When Britain and China negotiated over the future of Hong Kong in the early 1980s, the main concern was primarily about the maintenance of the status quo. It was meant to be maintaining Hong Kong’s capitalist economy, upholding the rule of law, safeguarding freedom of speech, and retaining the existing way of life. As long as things were kept in the way they used to be, Hong Kong, which was expected to change from a British colony to a Special Administrative Region (SAR) in China on 1st July 1997, would be able to secure prosperity and stability. Few observers have anticipated sea changes in China in the years following the Sino-British Negotiations and their wider implications for China-Hong Kong relationship. The rise of China reshapes the parameters of Beijing-Hongkong dynamics: the economic role of Hong Kong has been changed, population flows between the two places increased drastically, and the balance of power has shifted towards China’s favour. New tensions and cleavages emerge; the Hong Kong agenda has been turned into one that few would have envisaged in the 1980s. Instead of being a story wherein the conflicts between capitalism and socialism unfolds, post-1997 Hong Kong is a case about a global city’s democratic transition within an authoritarian state and how a city within Asia encounters the rise of China.

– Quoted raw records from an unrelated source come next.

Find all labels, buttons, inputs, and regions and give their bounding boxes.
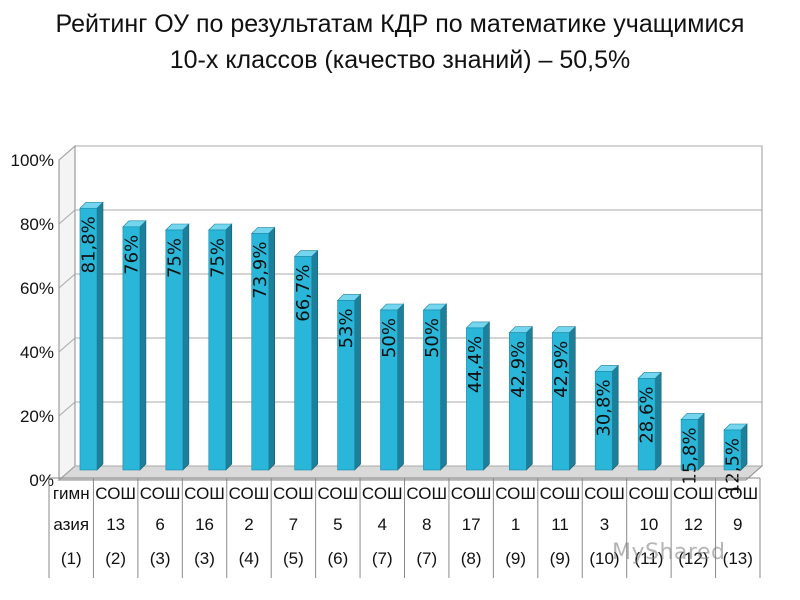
category-label-line2: 9 bbox=[733, 515, 742, 534]
y-tick-label: 40% bbox=[20, 343, 54, 362]
category-label-line2: 16 bbox=[195, 515, 214, 534]
gridline-side bbox=[58, 145, 76, 161]
data-label: 42,9% bbox=[508, 341, 529, 398]
data-label: 28,6% bbox=[637, 386, 658, 443]
category-label-line2: 17 bbox=[462, 515, 481, 534]
category-label-line2: 5 bbox=[333, 515, 342, 534]
category-label-line2: азия bbox=[53, 515, 89, 534]
category-label-line1: СОШ bbox=[495, 484, 536, 503]
category-label-line1: СОШ bbox=[540, 484, 581, 503]
bar bbox=[637, 378, 656, 471]
category-rank: (12) bbox=[678, 549, 708, 568]
bar bbox=[122, 226, 141, 471]
chart-title: Рейтинг ОУ по результатам КДР по математ… bbox=[55, 10, 745, 74]
bar bbox=[509, 332, 527, 471]
category-rank: (7) bbox=[372, 549, 393, 568]
watermark-text: MyShared bbox=[612, 540, 726, 565]
category-label-line2: 6 bbox=[155, 515, 164, 534]
data-label: 50% bbox=[422, 318, 443, 358]
data-label: 50% bbox=[379, 318, 400, 358]
data-label: 76% bbox=[121, 235, 142, 275]
category-label-line1: СОШ bbox=[229, 484, 270, 503]
category-rank: (9) bbox=[550, 549, 571, 568]
category-label-line1: СОШ bbox=[584, 484, 625, 503]
category-label-line1: СОШ bbox=[95, 484, 136, 503]
bar bbox=[79, 207, 98, 471]
category-rank: (3) bbox=[150, 549, 171, 568]
bar bbox=[723, 429, 742, 471]
bar bbox=[466, 327, 484, 471]
data-label: 75% bbox=[164, 238, 185, 278]
category-label-line1: СОШ bbox=[406, 484, 447, 503]
category-rank: (9) bbox=[505, 549, 526, 568]
category-label-line1: СОШ bbox=[362, 484, 403, 503]
category-label-line1: СОШ bbox=[629, 484, 670, 503]
category-label-line1: гимн bbox=[53, 484, 90, 503]
data-label: 12,5% bbox=[723, 438, 744, 495]
category-rank: (3) bbox=[194, 549, 215, 568]
category-rank: (1) bbox=[61, 549, 82, 568]
category-label-line1: СОШ bbox=[717, 484, 758, 503]
bar bbox=[423, 309, 441, 471]
category-rank: (10) bbox=[589, 549, 619, 568]
bar bbox=[380, 309, 398, 471]
bar bbox=[680, 419, 699, 471]
category-rank: (7) bbox=[416, 549, 437, 568]
category-rank: (4) bbox=[239, 549, 260, 568]
data-label: 44,4% bbox=[465, 336, 486, 393]
bar bbox=[551, 332, 570, 471]
category-label-line2: 4 bbox=[378, 515, 387, 534]
data-label: 53% bbox=[336, 308, 357, 348]
category-label-line1: СОШ bbox=[184, 484, 225, 503]
data-label: 73,9% bbox=[250, 242, 271, 299]
category-label-line1: СОШ bbox=[273, 484, 314, 503]
category-label-line2: 10 bbox=[639, 515, 658, 534]
y-tick-label: 20% bbox=[20, 407, 54, 426]
y-tick-label: 60% bbox=[20, 279, 54, 298]
bar bbox=[208, 229, 227, 471]
gridline-side bbox=[58, 273, 76, 289]
y-tick-label: 0% bbox=[29, 471, 54, 490]
category-rank: (5) bbox=[283, 549, 304, 568]
category-label-line1: СОШ bbox=[317, 484, 358, 503]
category-rank: (11) bbox=[634, 549, 663, 568]
data-label: 15,8% bbox=[680, 427, 701, 484]
data-label: 75% bbox=[207, 238, 228, 278]
data-label: 42,9% bbox=[551, 341, 572, 398]
category-label-line2: 8 bbox=[422, 515, 431, 534]
bar bbox=[294, 256, 312, 471]
gridline-side bbox=[58, 401, 76, 417]
category-rank: (6) bbox=[327, 549, 348, 568]
category-label-line2: 12 bbox=[684, 515, 703, 534]
category-label-line2: 1 bbox=[511, 515, 520, 534]
bar bbox=[165, 229, 184, 471]
gridline-side bbox=[58, 337, 76, 353]
category-label-line1: СОШ bbox=[451, 484, 492, 503]
bar bbox=[251, 233, 270, 471]
category-label-line2: 13 bbox=[106, 515, 125, 534]
category-rank: (2) bbox=[105, 549, 126, 568]
bar bbox=[337, 300, 355, 471]
data-label: 66,7% bbox=[293, 265, 314, 322]
y-tick-label: 100% bbox=[11, 151, 54, 170]
category-rank: (8) bbox=[461, 549, 482, 568]
data-label: 81,8% bbox=[78, 216, 99, 273]
gridline-side bbox=[58, 209, 76, 225]
category-label-line2: 3 bbox=[600, 515, 609, 534]
y-tick-label: 80% bbox=[20, 215, 54, 234]
category-rank: (13) bbox=[723, 549, 753, 568]
plot-side-wall bbox=[58, 144, 76, 482]
category-label-line2: 7 bbox=[289, 515, 298, 534]
data-label: 30,8% bbox=[594, 379, 615, 436]
category-label-line1: СОШ bbox=[140, 484, 181, 503]
category-label-line2: 11 bbox=[551, 515, 569, 534]
category-label-line1: СОШ bbox=[673, 484, 714, 503]
bar bbox=[594, 371, 613, 471]
category-label-line2: 2 bbox=[244, 515, 253, 534]
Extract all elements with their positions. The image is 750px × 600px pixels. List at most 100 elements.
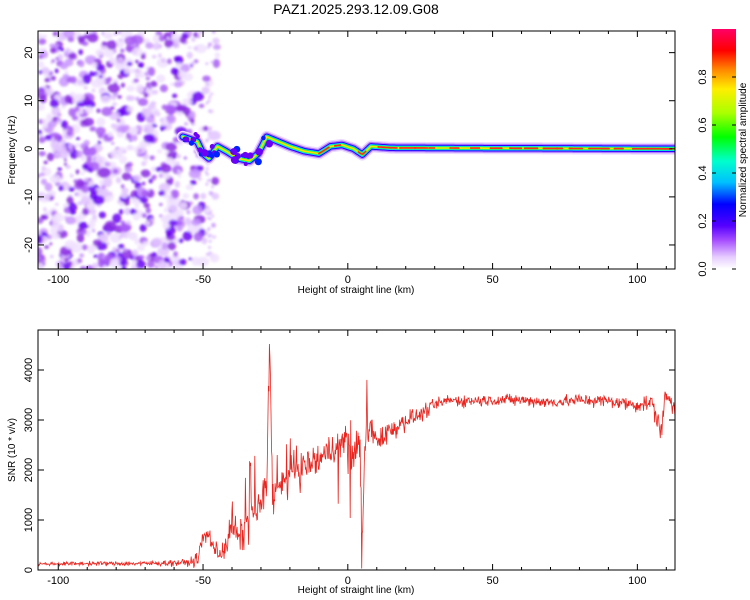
noise-blob	[63, 162, 68, 166]
noise-blob	[178, 258, 187, 266]
noise-blob	[179, 36, 187, 44]
x-tick-label: -50	[195, 274, 211, 286]
noise-blob	[87, 244, 96, 254]
noise-blob	[74, 143, 81, 148]
noise-blob	[49, 242, 53, 246]
noise-blob	[212, 31, 216, 34]
noise-blob	[50, 47, 57, 54]
noise-blob	[41, 165, 46, 171]
noise-blob	[39, 94, 47, 104]
noise-blob	[75, 179, 85, 188]
noise-blob	[144, 71, 149, 77]
noise-blob	[102, 184, 106, 189]
noise-blob	[42, 34, 48, 39]
noise-blob	[147, 66, 156, 77]
noise-blob	[82, 74, 92, 85]
colorbar-tick-label: 0.2	[697, 213, 709, 228]
noise-blob	[131, 197, 138, 204]
noise-blob	[104, 198, 110, 203]
noise-blob	[165, 188, 170, 194]
ridge-blob	[255, 148, 263, 156]
noise-blob	[107, 131, 114, 138]
noise-blob	[64, 158, 67, 162]
noise-blob	[96, 117, 106, 127]
noise-blob	[68, 261, 73, 266]
noise-blob	[128, 126, 139, 136]
x-tick-label: 50	[486, 274, 498, 286]
noise-blob	[126, 105, 134, 113]
noise-blob	[121, 265, 127, 269]
noise-blob	[187, 224, 200, 234]
noise-blob	[66, 129, 74, 137]
noise-blob	[173, 81, 183, 88]
noise-blob	[47, 120, 57, 128]
noise-blob	[86, 156, 93, 162]
noise-blob	[177, 174, 182, 178]
noise-blob	[191, 37, 196, 42]
spectrogram-ridge	[176, 130, 675, 167]
noise-blob	[143, 202, 151, 208]
noise-blob	[142, 108, 152, 118]
noise-blob	[167, 106, 174, 114]
noise-blob	[60, 120, 68, 129]
noise-blob	[122, 248, 128, 252]
noise-blob	[92, 239, 103, 247]
noise-blob	[209, 253, 220, 263]
noise-blob	[75, 137, 81, 141]
noise-blob	[38, 246, 43, 257]
noise-blob	[141, 213, 147, 218]
snr-y-ticks: 0 1000 2000 3000 4000	[23, 358, 675, 573]
noise-blob	[212, 37, 220, 45]
noise-blob	[73, 179, 78, 184]
noise-blob	[109, 233, 122, 243]
noise-blob	[207, 42, 212, 47]
y-tick-label: 0	[23, 567, 35, 573]
noise-blob	[59, 139, 67, 145]
noise-blob	[149, 155, 155, 161]
colorbar-tick-label: 0.6	[697, 117, 709, 132]
noise-blob	[99, 179, 104, 185]
noise-blob	[139, 196, 148, 204]
noise-blob	[83, 34, 90, 39]
noise-blob	[135, 96, 140, 102]
noise-speckle	[204, 170, 208, 174]
noise-blob	[74, 105, 80, 112]
noise-blob	[182, 193, 190, 199]
noise-blob	[175, 62, 182, 68]
noise-blob	[77, 79, 84, 85]
noise-blob	[182, 231, 193, 241]
noise-blob	[158, 173, 163, 178]
noise-blob	[90, 161, 100, 171]
noise-speckle	[206, 138, 210, 142]
noise-blob	[117, 74, 124, 80]
noise-blob	[145, 82, 151, 89]
noise-blob	[104, 220, 117, 231]
noise-blob	[45, 88, 55, 95]
noise-blob	[83, 177, 89, 182]
noise-blob	[107, 191, 113, 197]
noise-blob	[211, 222, 216, 228]
noise-blob	[83, 85, 88, 90]
noise-blob	[49, 99, 60, 108]
noise-blob	[115, 248, 120, 253]
noise-blob	[85, 106, 94, 114]
noise-blob	[188, 168, 202, 179]
snr-frame	[37, 329, 676, 571]
noise-blob	[186, 209, 191, 215]
noise-blob	[202, 126, 209, 132]
noise-blob	[112, 213, 122, 224]
noise-blob	[106, 241, 110, 246]
noise-blob	[113, 31, 118, 36]
noise-blob	[41, 66, 50, 74]
noise-blob	[88, 184, 101, 194]
noise-speckle	[208, 212, 212, 216]
ridge-blob	[254, 158, 262, 166]
noise-blob	[173, 251, 178, 257]
noise-speckle	[205, 62, 209, 65]
noise-blob	[157, 246, 170, 257]
noise-blob	[190, 61, 196, 66]
noise-blob	[95, 64, 105, 71]
noise-blob	[40, 178, 48, 185]
noise-blob	[123, 198, 130, 206]
noise-blob	[158, 202, 163, 207]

This handbook introduces readers to social, economic, and political development in Hong Kong. The contributions allow the readers to identify the key features of Hong Kong society prior to its return to China and to grapple with changes in different domains of social life in the SAR since 1997. This will be most relevant to students and researchers who are studying Hong Kong but it will also be of interest to those who are working on China’s political development (particularly in the areas of nation building and unification) as well as those who are observing future political change in Taiwan.